Tuesday, July 03, 2007

No Surprise

"Your score is 97 out of a possible 100

Usually a Procrastinator

You rank in the top 10% in terms of procrastination. That is, when it comes to putting things off, you often do so even though you know you shouldn’t. Likely, you are much more free-spirited, adventurous, and spontaneous than most. Probably, your work doesn’t engage you as much as you would like or perhaps you are surrounded by many easily available and much more pleasant temptations. These temptations may initially seem rewarding, but in the longer-term, you see many of them as time-wasters. Though you are likely incredibly productive just before a deadline, you might not get all your work done and there is a lot of unwanted stress. You may want to reduce what procrastination you do commit. If so, here are three tips that have been shown to work:

Goal Setting
This is one of the most established ways of moving forward on your plans. Take any project you are presently procrastinating and break it down into individual steps. Each of these steps should have the following three aspects. First, they should be somewhat challenging though achievable for you. It is more satisfying to accomplish a challenge. Second, they should be proximal, that is you can achieve them fairly soon, preferable today or over the next few days. Third, they should be specific, that is you know exactly when you have accomplished them. If you can visualize in your mind what you should do, even better.

Stimulus Control
This method has also been well tested and is very successful. What you need is a single place that you do your work and nothing else. Essentially, you need an office, though many students have a favorite desk at a library. For stimulus control to work best, the office or desk should be free of any signs of temptation or easily available distractions that might pull you away (e.g., no games, no chit-chat, no web-surfing). If you need a break, that is fine, but make sure you have it someplace at least a few minutes distant, preferably outside of the building itself. If you are unwilling to take the time to get there, acknowledge that you likely don’t need the break.

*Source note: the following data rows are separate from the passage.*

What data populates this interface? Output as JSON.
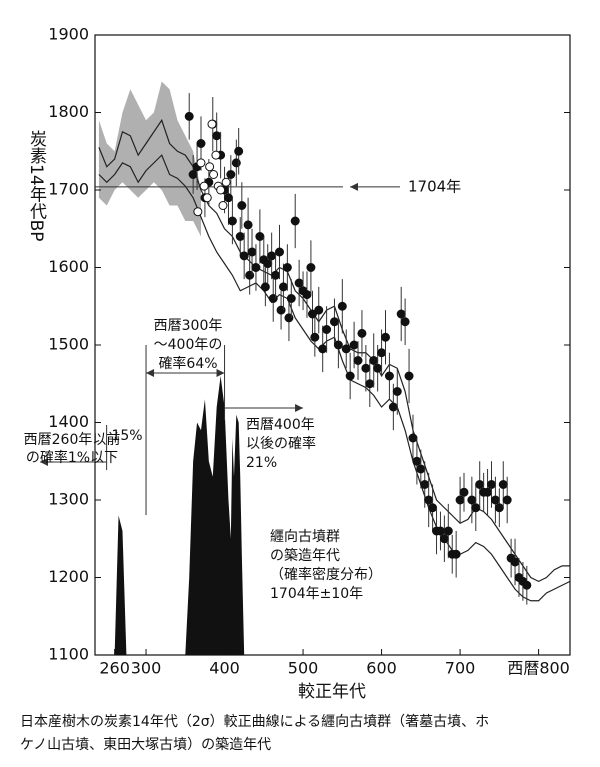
{
  "chart_data": {
    "type": "scatter",
    "ylabel": "炭素14年代BP",
    "xlabel": "較正年代",
    "caption": [
      "日本産樹木の炭素14年代（2σ）較正曲線による纒向古墳群（箸墓古墳、ホ",
      "ケノ山古墳、東田大塚古墳）の築造年代"
    ],
    "xlim": [
      235,
      840
    ],
    "ylim": [
      1100,
      1900
    ],
    "xticks": [
      260,
      300,
      400,
      500,
      600,
      700,
      {
        "value": 800,
        "label": "西暦800"
      }
    ],
    "yticks": [
      1100,
      1200,
      1300,
      1400,
      1500,
      1600,
      1700,
      1800,
      1900
    ],
    "reference_line": {
      "value": 1704,
      "label": "1704年"
    },
    "annotations": [
      {
        "lines": [
          "西暦300年",
          "～400年の",
          "確率64%"
        ]
      },
      {
        "lines": [
          "西暦400年",
          "以後の確率",
          "21%"
        ]
      },
      {
        "lines": [
          "西暦260年以前",
          "の確率1%以下"
        ]
      },
      {
        "lines": [
          "15%"
        ]
      },
      {
        "lines": [
          "纒向古墳群",
          "の築造年代",
          "（確率密度分布）",
          "1704年±10年"
        ]
      }
    ],
    "band": {
      "color": "#b0b0b0",
      "x": [
        240,
        250,
        260,
        270,
        280,
        290,
        300,
        310,
        320,
        330,
        340,
        350,
        360,
        370
      ],
      "upper": [
        1790,
        1760,
        1750,
        1800,
        1830,
        1810,
        1790,
        1800,
        1840,
        1830,
        1790,
        1770,
        1750,
        1700
      ],
      "lower": [
        1690,
        1680,
        1700,
        1710,
        1700,
        1690,
        1700,
        1710,
        1700,
        1680,
        1680,
        1660,
        1660,
        1640
      ]
    },
    "curves": {
      "color": "#222",
      "x": [
        240,
        250,
        260,
        270,
        280,
        290,
        300,
        310,
        320,
        330,
        340,
        350,
        360,
        370,
        380,
        390,
        400,
        410,
        420,
        430,
        440,
        450,
        460,
        470,
        480,
        490,
        500,
        510,
        520,
        530,
        540,
        550,
        560,
        570,
        580,
        590,
        600,
        610,
        620,
        630,
        640,
        650,
        660,
        670,
        680,
        690,
        700,
        710,
        720,
        730,
        740,
        750,
        760,
        770,
        780,
        790,
        800,
        810,
        820,
        830,
        840
      ],
      "upper": [
        1755,
        1730,
        1740,
        1775,
        1770,
        1745,
        1760,
        1775,
        1790,
        1760,
        1750,
        1745,
        1730,
        1700,
        1680,
        1670,
        1650,
        1640,
        1620,
        1610,
        1600,
        1595,
        1590,
        1600,
        1595,
        1570,
        1560,
        1545,
        1530,
        1545,
        1550,
        1520,
        1495,
        1490,
        1490,
        1480,
        1460,
        1475,
        1470,
        1440,
        1390,
        1360,
        1330,
        1300,
        1290,
        1280,
        1270,
        1275,
        1290,
        1285,
        1275,
        1260,
        1245,
        1230,
        1215,
        1200,
        1195,
        1200,
        1210,
        1215,
        1215
      ],
      "lower": [
        1720,
        1710,
        1720,
        1735,
        1730,
        1710,
        1725,
        1735,
        1745,
        1720,
        1715,
        1705,
        1690,
        1665,
        1640,
        1620,
        1605,
        1590,
        1570,
        1575,
        1580,
        1570,
        1555,
        1565,
        1560,
        1535,
        1520,
        1505,
        1495,
        1505,
        1510,
        1480,
        1455,
        1450,
        1445,
        1435,
        1420,
        1430,
        1420,
        1390,
        1350,
        1320,
        1290,
        1265,
        1250,
        1235,
        1230,
        1235,
        1245,
        1240,
        1230,
        1215,
        1200,
        1185,
        1175,
        1170,
        1170,
        1180,
        1185,
        1190,
        1195
      ]
    },
    "density": {
      "color": "#111",
      "x": [
        260,
        265,
        270,
        275,
        300,
        350,
        355,
        360,
        365,
        370,
        375,
        380,
        385,
        390,
        395,
        400,
        405,
        408,
        410,
        412,
        415,
        418,
        420,
        422,
        425
      ],
      "values": [
        1100,
        1280,
        1260,
        1100,
        null,
        1100,
        1200,
        1350,
        1400,
        1390,
        1430,
        1350,
        1330,
        1420,
        1460,
        1420,
        1300,
        1250,
        1380,
        1330,
        1410,
        1400,
        1330,
        1230,
        1100
      ]
    },
    "series": [
      {
        "color": "#111",
        "x": [
          355,
          360,
          365,
          370,
          375,
          380,
          385,
          390,
          395,
          400,
          405,
          408,
          410,
          415,
          418,
          420,
          422,
          425,
          430,
          432,
          435,
          440,
          445,
          450,
          452,
          455,
          460,
          462,
          465,
          470,
          472,
          475,
          480,
          482,
          485,
          490,
          495,
          500,
          505,
          510,
          512,
          515,
          520,
          525,
          530,
          540,
          545,
          550,
          555,
          560,
          565,
          570,
          575,
          580,
          585,
          590,
          595,
          600,
          605,
          610,
          615,
          620,
          625,
          630,
          635,
          640,
          645,
          650,
          655,
          660,
          665,
          670,
          675,
          680,
          685,
          690,
          695,
          700,
          705,
          715,
          720,
          725,
          730,
          735,
          740,
          745,
          750,
          755,
          760,
          765,
          770,
          775,
          780,
          785
        ],
        "values": [
          1795,
          1720,
          1730,
          1760,
          1690,
          1710,
          1785,
          1770,
          1745,
          1700,
          1690,
          1720,
          1660,
          1735,
          1750,
          1640,
          1680,
          1615,
          1655,
          1590,
          1620,
          1600,
          1640,
          1610,
          1575,
          1605,
          1615,
          1560,
          1590,
          1620,
          1545,
          1575,
          1600,
          1535,
          1560,
          1660,
          1580,
          1570,
          1565,
          1600,
          1540,
          1510,
          1545,
          1495,
          1520,
          1530,
          1500,
          1550,
          1495,
          1460,
          1500,
          1480,
          1515,
          1470,
          1450,
          1480,
          1470,
          1490,
          1510,
          1460,
          1420,
          1440,
          1540,
          1530,
          1460,
          1380,
          1350,
          1340,
          1320,
          1300,
          1290,
          1260,
          1260,
          1250,
          1260,
          1230,
          1230,
          1300,
          1310,
          1300,
          1290,
          1320,
          1310,
          1310,
          1320,
          1300,
          1290,
          1320,
          1300,
          1225,
          1220,
          1200,
          1195,
          1190
        ],
        "errors": [
          30,
          25,
          30,
          35,
          25,
          30,
          35,
          30,
          30,
          30,
          35,
          25,
          30,
          30,
          30,
          25,
          30,
          30,
          35,
          25,
          30,
          30,
          35,
          30,
          25,
          25,
          30,
          30,
          30,
          35,
          25,
          30,
          30,
          30,
          25,
          35,
          30,
          25,
          30,
          35,
          30,
          25,
          30,
          30,
          30,
          30,
          30,
          35,
          25,
          30,
          30,
          25,
          30,
          30,
          30,
          35,
          30,
          30,
          35,
          30,
          30,
          30,
          35,
          30,
          35,
          30,
          30,
          25,
          30,
          35,
          30,
          30,
          25,
          30,
          35,
          25,
          30,
          30,
          25,
          30,
          30,
          30,
          25,
          30,
          30,
          30,
          25,
          30,
          30,
          25,
          30,
          25,
          25,
          25
        ]
      },
      {
        "color": "#ffffff",
        "x": [
          366,
          370,
          374,
          378,
          381,
          384,
          386,
          389,
          392,
          395,
          398,
          402
        ],
        "values": [
          1672,
          1735,
          1705,
          1690,
          1730,
          1785,
          1720,
          1745,
          1705,
          1700,
          1680,
          1710
        ]
      }
    ]
  }
}
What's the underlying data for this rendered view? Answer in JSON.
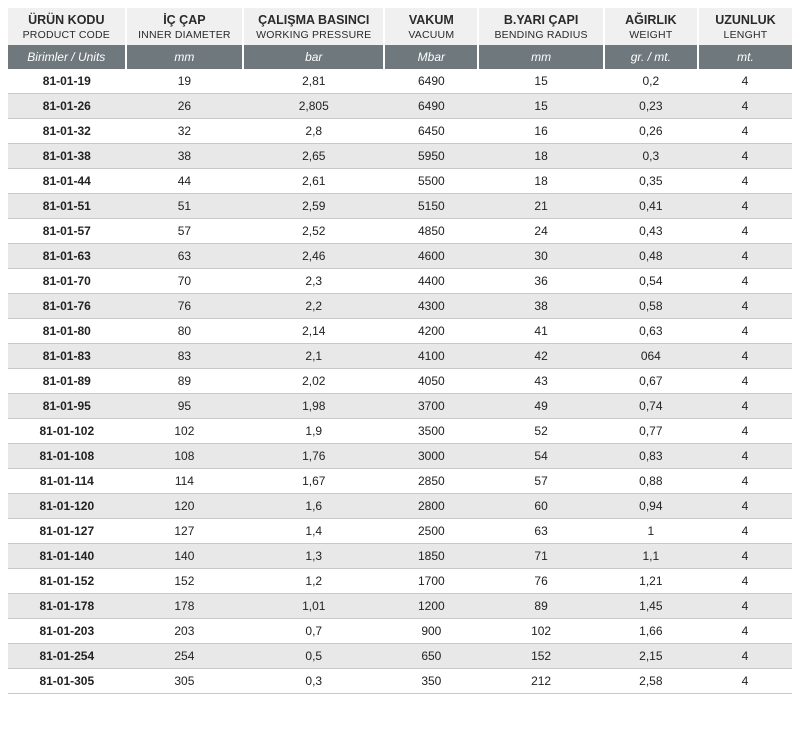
{
  "table": {
    "type": "table",
    "background_color": "#ffffff",
    "header_bg": "#f0f0f0",
    "units_bg": "#6f787c",
    "units_fg": "#ffffff",
    "row_even_bg": "#ffffff",
    "row_odd_bg": "#e8e8e8",
    "border_color": "#c8c8c8",
    "font_family": "Arial",
    "header_primary_fontsize": 12.5,
    "header_secondary_fontsize": 10.5,
    "units_fontsize": 12,
    "cell_fontsize": 12,
    "col_widths_pct": [
      15,
      15,
      18,
      12,
      16,
      12,
      12
    ],
    "columns": [
      {
        "primary": "ÜRÜN KODU",
        "secondary": "PRODUCT CODE",
        "unit": "Birimler / Units"
      },
      {
        "primary": "İÇ ÇAP",
        "secondary": "INNER DIAMETER",
        "unit": "mm"
      },
      {
        "primary": "ÇALIŞMA BASINCI",
        "secondary": "WORKING PRESSURE",
        "unit": "bar"
      },
      {
        "primary": "VAKUM",
        "secondary": "VACUUM",
        "unit": "Mbar"
      },
      {
        "primary": "B.YARI ÇAPI",
        "secondary": "BENDING RADIUS",
        "unit": "mm"
      },
      {
        "primary": "AĞIRLIK",
        "secondary": "WEIGHT",
        "unit": "gr. / mt."
      },
      {
        "primary": "UZUNLUK",
        "secondary": "LENGHT",
        "unit": "mt."
      }
    ],
    "rows": [
      [
        "81-01-19",
        "19",
        "2,81",
        "6490",
        "15",
        "0,2",
        "4"
      ],
      [
        "81-01-26",
        "26",
        "2,805",
        "6490",
        "15",
        "0,23",
        "4"
      ],
      [
        "81-01-32",
        "32",
        "2,8",
        "6450",
        "16",
        "0,26",
        "4"
      ],
      [
        "81-01-38",
        "38",
        "2,65",
        "5950",
        "18",
        "0,3",
        "4"
      ],
      [
        "81-01-44",
        "44",
        "2,61",
        "5500",
        "18",
        "0,35",
        "4"
      ],
      [
        "81-01-51",
        "51",
        "2,59",
        "5150",
        "21",
        "0,41",
        "4"
      ],
      [
        "81-01-57",
        "57",
        "2,52",
        "4850",
        "24",
        "0,43",
        "4"
      ],
      [
        "81-01-63",
        "63",
        "2,46",
        "4600",
        "30",
        "0,48",
        "4"
      ],
      [
        "81-01-70",
        "70",
        "2,3",
        "4400",
        "36",
        "0,54",
        "4"
      ],
      [
        "81-01-76",
        "76",
        "2,2",
        "4300",
        "38",
        "0,58",
        "4"
      ],
      [
        "81-01-80",
        "80",
        "2,14",
        "4200",
        "41",
        "0,63",
        "4"
      ],
      [
        "81-01-83",
        "83",
        "2,1",
        "4100",
        "42",
        "064",
        "4"
      ],
      [
        "81-01-89",
        "89",
        "2,02",
        "4050",
        "43",
        "0,67",
        "4"
      ],
      [
        "81-01-95",
        "95",
        "1,98",
        "3700",
        "49",
        "0,74",
        "4"
      ],
      [
        "81-01-102",
        "102",
        "1,9",
        "3500",
        "52",
        "0,77",
        "4"
      ],
      [
        "81-01-108",
        "108",
        "1,76",
        "3000",
        "54",
        "0,83",
        "4"
      ],
      [
        "81-01-114",
        "114",
        "1,67",
        "2850",
        "57",
        "0,88",
        "4"
      ],
      [
        "81-01-120",
        "120",
        "1,6",
        "2800",
        "60",
        "0,94",
        "4"
      ],
      [
        "81-01-127",
        "127",
        "1,4",
        "2500",
        "63",
        "1",
        "4"
      ],
      [
        "81-01-140",
        "140",
        "1,3",
        "1850",
        "71",
        "1,1",
        "4"
      ],
      [
        "81-01-152",
        "152",
        "1,2",
        "1700",
        "76",
        "1,21",
        "4"
      ],
      [
        "81-01-178",
        "178",
        "1,01",
        "1200",
        "89",
        "1,45",
        "4"
      ],
      [
        "81-01-203",
        "203",
        "0,7",
        "900",
        "102",
        "1,66",
        "4"
      ],
      [
        "81-01-254",
        "254",
        "0,5",
        "650",
        "152",
        "2,15",
        "4"
      ],
      [
        "81-01-305",
        "305",
        "0,3",
        "350",
        "212",
        "2,58",
        "4"
      ]
    ]
  }
}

Routines are difficult to get into but in the end, this is often our aim. Things are much easier to do when we get into a habit of them, whether it is work, exercise, or errands. If you schedule some of those tasks you are presently procrastinating upon so that they occur on a regular schedule, they become easier. Start your routine slowly, something to which you can easily commit. Eventually, like brushing your teeth, it will likely become something you just do, not taking much effort at all. At this point, you might add to your routine, again always keeping your overall level of effort at a moderate to low level. Importantly, when you fall off your routine, inevitable with sickness or the unexpected, get back on it as soon as possible. Your routine gets stronger every time your follow it. It also gets weaker every time you don’t."